Dès lors, deux constats s'imposent à nous. Premièrement, il est nécessaire que la France rappelle sa position actuelle et affirme clairement son opposition à toute signature du texte en l'état. C'est l'objet de la proposition de résolution, que le groupe Libertés, indépendants, outre-mer et territoires votera. Deuxièmement, même si nous prenons acte que de tels accords permettent à certaines entreprises européennes d'exporter leurs produits et de trouver ainsi de nouveaux débouchés, ils ne doivent pas menacer les secteurs les plus fragiles de nos économies, en causant des faillites, des pertes de compétence, d'emplois – voire la perte de notre souveraineté alimentaire, ce qui n'est pas rien.
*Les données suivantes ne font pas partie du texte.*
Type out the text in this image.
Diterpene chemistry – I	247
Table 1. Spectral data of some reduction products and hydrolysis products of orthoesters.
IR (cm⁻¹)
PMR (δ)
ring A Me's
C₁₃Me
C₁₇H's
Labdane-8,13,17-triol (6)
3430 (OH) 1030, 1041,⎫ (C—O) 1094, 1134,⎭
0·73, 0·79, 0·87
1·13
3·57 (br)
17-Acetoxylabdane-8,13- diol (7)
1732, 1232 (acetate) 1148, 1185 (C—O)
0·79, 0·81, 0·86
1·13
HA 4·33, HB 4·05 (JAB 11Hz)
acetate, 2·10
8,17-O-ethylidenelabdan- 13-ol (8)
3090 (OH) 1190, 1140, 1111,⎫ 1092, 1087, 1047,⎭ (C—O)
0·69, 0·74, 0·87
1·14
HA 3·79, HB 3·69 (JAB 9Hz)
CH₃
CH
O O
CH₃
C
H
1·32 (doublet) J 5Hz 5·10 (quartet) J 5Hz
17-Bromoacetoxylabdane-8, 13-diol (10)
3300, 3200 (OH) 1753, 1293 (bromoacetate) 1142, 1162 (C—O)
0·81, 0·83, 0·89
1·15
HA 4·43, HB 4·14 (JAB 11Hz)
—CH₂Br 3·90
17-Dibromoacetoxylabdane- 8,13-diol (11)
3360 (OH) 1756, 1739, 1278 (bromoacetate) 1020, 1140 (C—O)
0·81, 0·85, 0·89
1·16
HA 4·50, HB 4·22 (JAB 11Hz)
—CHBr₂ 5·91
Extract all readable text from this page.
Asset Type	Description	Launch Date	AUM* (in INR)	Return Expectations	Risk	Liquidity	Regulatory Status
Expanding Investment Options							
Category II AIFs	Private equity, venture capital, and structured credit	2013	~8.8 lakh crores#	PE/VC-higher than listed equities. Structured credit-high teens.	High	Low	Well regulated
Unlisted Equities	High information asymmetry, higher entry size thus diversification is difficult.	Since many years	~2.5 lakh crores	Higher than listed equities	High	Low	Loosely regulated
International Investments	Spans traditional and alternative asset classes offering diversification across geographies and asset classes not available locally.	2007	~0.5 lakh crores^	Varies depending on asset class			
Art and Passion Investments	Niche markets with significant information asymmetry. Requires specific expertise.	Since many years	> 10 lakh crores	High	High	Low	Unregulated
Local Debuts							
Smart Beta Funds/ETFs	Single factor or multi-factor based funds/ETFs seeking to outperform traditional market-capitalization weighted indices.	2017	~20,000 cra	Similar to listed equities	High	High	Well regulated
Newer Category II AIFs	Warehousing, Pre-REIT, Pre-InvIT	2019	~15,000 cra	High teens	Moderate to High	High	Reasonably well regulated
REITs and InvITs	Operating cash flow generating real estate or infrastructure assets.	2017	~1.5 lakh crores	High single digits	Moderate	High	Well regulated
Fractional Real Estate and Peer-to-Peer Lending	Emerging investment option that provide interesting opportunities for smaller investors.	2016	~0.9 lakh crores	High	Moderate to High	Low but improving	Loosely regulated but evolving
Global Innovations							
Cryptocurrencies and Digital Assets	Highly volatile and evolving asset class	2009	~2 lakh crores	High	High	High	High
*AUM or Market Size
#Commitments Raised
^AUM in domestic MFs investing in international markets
Rappelons-le, cet accord ne suscitera notre intérêt que s'il satisfait trois critères. D'abord, les contrôles doivent être nombreux, effectifs et contraignants. La traçabilité des produits et la qualité de l'information mise à disposition du consommateur final doivent être irréprochables. Or je me suis laissé dire que seulement 2 % du cheptel brésilien seraient soumis à des contrôles ; ainsi 98 % ne le seraient pas. Ce laxisme étonne, au vu des contraintes auxquelles sont soumis les éleveurs français, à la suite, notamment, de la crise de la vache folle.
Ensuite, le respect de l'accord de Paris doit être une condition sine qua non de la signature et de l'application de l'accord de libre-échange. Toute application des dispositions internationales doit être évaluée à l'aune de cet accord. S'il s'avère que nos partenaires américains ne respectent plus leurs engagements climatiques, le volet commercial de l'accord Mercosur devra être suspendu. De fait, la radicalité de certains changements politiques contemporains en Amérique latine suscite une inquiétude légitime.
Enfin, nos filières agricoles doivent être protégées. Elles ne peuvent être mises en concurrence avec une agriculture qui n'est pas soumise aux mêmes normes sanitaires ou sociales et qui emploie des produits phytosanitaires interdits en France. C'est un paradoxe : nous sommes prêts à importer des marchandises dont nous n'accepterions pas les conditions de production ici ! Les paysans français nous le rappellent, ils sont soumis à des injonctions contradictoires : d'un côté, ils doivent respecter des règles environnementales de plus en plus draconiennes, car c'est nécessaire pour l'environnement, de l'autre, ils sont exposés à la concurrence de producteurs qui n'ont pas à respecter de telles règles.